Eur Rev Med Pharmacol Sci. 2018 Sep;22(18):6063-6071. doi: 10.26355/eurrev_201809_15944.
Multilocus sequence typing (MLST) was applied to investigate the genetic diversity of Candida albicans in the intestinal tract of cirrhosis patients.
We used CHROM agar Candida medium to obtain 105 Candida sp. isolates from fecal samples (276 subjects), including 63 isolates from the cirrhosis group (141 subjects) and 42 isolates from the healthy control group (135 subjects).

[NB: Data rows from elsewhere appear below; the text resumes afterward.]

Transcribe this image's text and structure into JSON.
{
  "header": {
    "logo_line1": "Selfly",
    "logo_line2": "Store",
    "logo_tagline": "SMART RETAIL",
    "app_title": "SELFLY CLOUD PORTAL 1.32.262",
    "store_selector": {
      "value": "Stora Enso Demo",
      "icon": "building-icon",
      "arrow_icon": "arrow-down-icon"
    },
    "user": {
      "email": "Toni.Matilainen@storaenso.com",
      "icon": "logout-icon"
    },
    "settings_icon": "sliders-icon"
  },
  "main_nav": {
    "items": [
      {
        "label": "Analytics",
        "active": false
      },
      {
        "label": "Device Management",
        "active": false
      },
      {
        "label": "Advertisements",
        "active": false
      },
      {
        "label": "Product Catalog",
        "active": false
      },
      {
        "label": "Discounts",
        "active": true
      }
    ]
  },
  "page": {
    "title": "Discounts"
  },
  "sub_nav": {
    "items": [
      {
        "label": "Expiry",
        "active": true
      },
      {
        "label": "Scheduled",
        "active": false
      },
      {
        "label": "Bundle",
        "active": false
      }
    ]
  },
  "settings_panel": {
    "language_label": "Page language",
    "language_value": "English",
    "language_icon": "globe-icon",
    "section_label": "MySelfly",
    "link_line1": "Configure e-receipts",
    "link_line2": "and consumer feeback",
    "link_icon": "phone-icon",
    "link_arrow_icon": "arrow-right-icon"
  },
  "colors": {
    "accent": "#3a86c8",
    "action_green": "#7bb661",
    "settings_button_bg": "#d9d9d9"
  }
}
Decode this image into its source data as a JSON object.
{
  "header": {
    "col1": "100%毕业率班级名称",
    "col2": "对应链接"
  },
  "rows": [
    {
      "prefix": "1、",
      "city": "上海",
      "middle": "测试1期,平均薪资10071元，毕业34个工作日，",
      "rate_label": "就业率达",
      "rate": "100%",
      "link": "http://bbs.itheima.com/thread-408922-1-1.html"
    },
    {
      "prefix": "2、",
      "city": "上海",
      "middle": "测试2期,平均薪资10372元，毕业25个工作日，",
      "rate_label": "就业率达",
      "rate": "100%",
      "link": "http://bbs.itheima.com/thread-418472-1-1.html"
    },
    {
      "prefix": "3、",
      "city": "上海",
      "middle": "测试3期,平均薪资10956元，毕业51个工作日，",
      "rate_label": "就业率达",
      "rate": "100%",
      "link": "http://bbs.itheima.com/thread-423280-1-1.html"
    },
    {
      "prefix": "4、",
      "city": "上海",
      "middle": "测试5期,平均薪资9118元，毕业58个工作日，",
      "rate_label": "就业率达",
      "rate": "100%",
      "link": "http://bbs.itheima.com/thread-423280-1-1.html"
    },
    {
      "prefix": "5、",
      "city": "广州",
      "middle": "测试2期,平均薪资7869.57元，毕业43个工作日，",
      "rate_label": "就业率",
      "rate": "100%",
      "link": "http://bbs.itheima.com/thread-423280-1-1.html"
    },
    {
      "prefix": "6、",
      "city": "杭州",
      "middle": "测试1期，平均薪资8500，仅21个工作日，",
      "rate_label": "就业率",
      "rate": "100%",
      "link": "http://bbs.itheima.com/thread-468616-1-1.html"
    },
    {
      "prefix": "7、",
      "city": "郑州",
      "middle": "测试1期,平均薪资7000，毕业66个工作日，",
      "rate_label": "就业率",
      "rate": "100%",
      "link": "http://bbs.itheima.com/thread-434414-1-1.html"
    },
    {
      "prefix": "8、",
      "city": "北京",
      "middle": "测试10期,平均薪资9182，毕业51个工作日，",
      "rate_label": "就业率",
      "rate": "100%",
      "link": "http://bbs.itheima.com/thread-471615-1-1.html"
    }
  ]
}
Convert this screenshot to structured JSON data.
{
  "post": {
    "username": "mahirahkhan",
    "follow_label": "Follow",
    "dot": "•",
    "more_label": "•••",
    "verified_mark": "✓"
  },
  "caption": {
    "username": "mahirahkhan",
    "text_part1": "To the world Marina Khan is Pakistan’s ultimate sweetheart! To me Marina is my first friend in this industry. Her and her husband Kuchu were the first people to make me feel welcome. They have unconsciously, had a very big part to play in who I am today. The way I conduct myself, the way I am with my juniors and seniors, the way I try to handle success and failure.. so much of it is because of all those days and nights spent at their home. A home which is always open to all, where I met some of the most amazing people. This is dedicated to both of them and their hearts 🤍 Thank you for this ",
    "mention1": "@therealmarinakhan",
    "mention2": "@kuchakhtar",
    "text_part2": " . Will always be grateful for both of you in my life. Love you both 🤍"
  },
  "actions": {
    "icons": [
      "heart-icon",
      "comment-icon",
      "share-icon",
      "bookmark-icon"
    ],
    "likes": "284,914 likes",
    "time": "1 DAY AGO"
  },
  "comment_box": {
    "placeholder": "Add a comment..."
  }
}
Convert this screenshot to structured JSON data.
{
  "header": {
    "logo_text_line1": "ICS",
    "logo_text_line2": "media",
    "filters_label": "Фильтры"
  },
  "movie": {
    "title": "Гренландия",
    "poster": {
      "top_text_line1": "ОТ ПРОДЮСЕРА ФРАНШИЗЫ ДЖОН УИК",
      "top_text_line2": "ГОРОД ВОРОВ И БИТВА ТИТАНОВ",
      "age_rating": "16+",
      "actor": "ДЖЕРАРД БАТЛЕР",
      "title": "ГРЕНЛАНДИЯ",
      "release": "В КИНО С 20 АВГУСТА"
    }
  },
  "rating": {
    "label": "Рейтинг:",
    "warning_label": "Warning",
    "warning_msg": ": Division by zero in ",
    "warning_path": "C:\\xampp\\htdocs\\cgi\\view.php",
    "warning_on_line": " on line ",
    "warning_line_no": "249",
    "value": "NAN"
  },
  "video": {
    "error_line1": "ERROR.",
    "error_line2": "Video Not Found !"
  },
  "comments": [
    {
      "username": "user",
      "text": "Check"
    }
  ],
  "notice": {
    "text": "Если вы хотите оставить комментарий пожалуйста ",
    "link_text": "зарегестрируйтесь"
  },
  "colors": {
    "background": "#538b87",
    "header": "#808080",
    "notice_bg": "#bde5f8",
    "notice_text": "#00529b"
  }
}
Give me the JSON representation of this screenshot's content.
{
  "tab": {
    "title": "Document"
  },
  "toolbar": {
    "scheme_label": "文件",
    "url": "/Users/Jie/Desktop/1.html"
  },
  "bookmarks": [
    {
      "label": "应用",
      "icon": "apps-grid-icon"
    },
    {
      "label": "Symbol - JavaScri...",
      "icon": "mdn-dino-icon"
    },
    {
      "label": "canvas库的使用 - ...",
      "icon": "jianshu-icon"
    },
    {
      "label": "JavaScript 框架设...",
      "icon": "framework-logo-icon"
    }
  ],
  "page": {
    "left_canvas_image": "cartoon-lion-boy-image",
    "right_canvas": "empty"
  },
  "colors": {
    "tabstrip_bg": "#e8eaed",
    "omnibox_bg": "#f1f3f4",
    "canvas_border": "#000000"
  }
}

Among the 105 Candida strains isolated, 60 strains were identified as Candida albicans. Patients with cirrhosis had significantly higher rates of colonization by Candida sp. (44.68% vs. 31.11%, p < 0.05) and C. albicans (27.66% vs. 15.56%, p < 0.05) relative to healthy controls. In the cirrhosis group, the rate of colonization further increased with disease progression and antibiotic treatment (p < 0.01). Sixty C. albicans isolates were analyzed by MLST. Fifty diploid sequence types (DST) were observed, and 26 new DSTs and 3 novel alleles were found. The majority of isolates were distributed among three clades, clade 8 (31.67%), clade 14 (15.00%) and clade 18 (21.67%). Among 39 strains from the cirrhosis group, 16 strains (41.02%) belonged to clade 8, while only 3 strains (14.29%) from healthy group belonged to clade 8 (p < 0.05). In addition, concatenated sequences of the 7 housekeeping gene fragments were analyzed for all the different DSTs in clade 8 to evaluate the loss of heterozygosity (LOH), which indicates C. albicans microvariation in the gut of cirrhosis patients.
This study suggests that cirrhosis disease progression and antibiotic treatment is associated with increased colonization by Candida sp. and C. albicans. We are the first to provide MLST-based genotype profiles for C. albicans Guizhou China, and to identify clade 8 as the potential main clade of C. albicans colonization in the gut of cirrhosis patients.
应用多位点序列分型(MLST)方法研究肝硬化患者肠道白色念珠菌的遗传多样性。
我们使用 CHROM 琼脂念珠菌培养基从粪便样本(276 例)中获得 105 株念珠菌属分离株,包括 63 株来自肝硬化组(141 例)和 42 株来自健康对照组(135 例)。
在分离的 105 株念珠菌中,60 株鉴定为白色念珠菌。与健康对照组相比,肝硬化患者的念珠菌属(44.68%比 31.11%,p < 0.05)和白色念珠菌(27.66%比 15.56%,p < 0.05)定植率明显更高。在肝硬化组中,随着疾病进展和抗生素治疗,定植率进一步增加(p < 0.01)。对 60 株白色念珠菌进行 MLST 分析。观察到 50 个二倍体序列型(DST),发现 26 个新的 DST 和 3 个新的等位基因。大多数分离株分布在三个分支中,分支 8(31.67%)、分支 14(15.00%)和分支 18(21.67%)。在肝硬化组的 39 株菌株中,16 株(41.02%)属于分支 8,而健康组只有 3 株(14.29%)属于分支 8(p < 0.05)。此外,还对分支 8 中所有不同 DST 的 7 个管家基因片段的串联序列进行分析,以评估杂合性丢失(LOH),这表明肝硬化患者肠道中白色念珠菌的微变异。
本研究表明,肝硬化疾病进展和抗生素治疗与念珠菌属和白色念珠菌的定植增加有关。我们首次提供了基于 MLST 的中国贵州白色念珠菌基因型图谱,并鉴定分支 8 为肝硬化患者肠道白色念珠菌定植的潜在主要分支。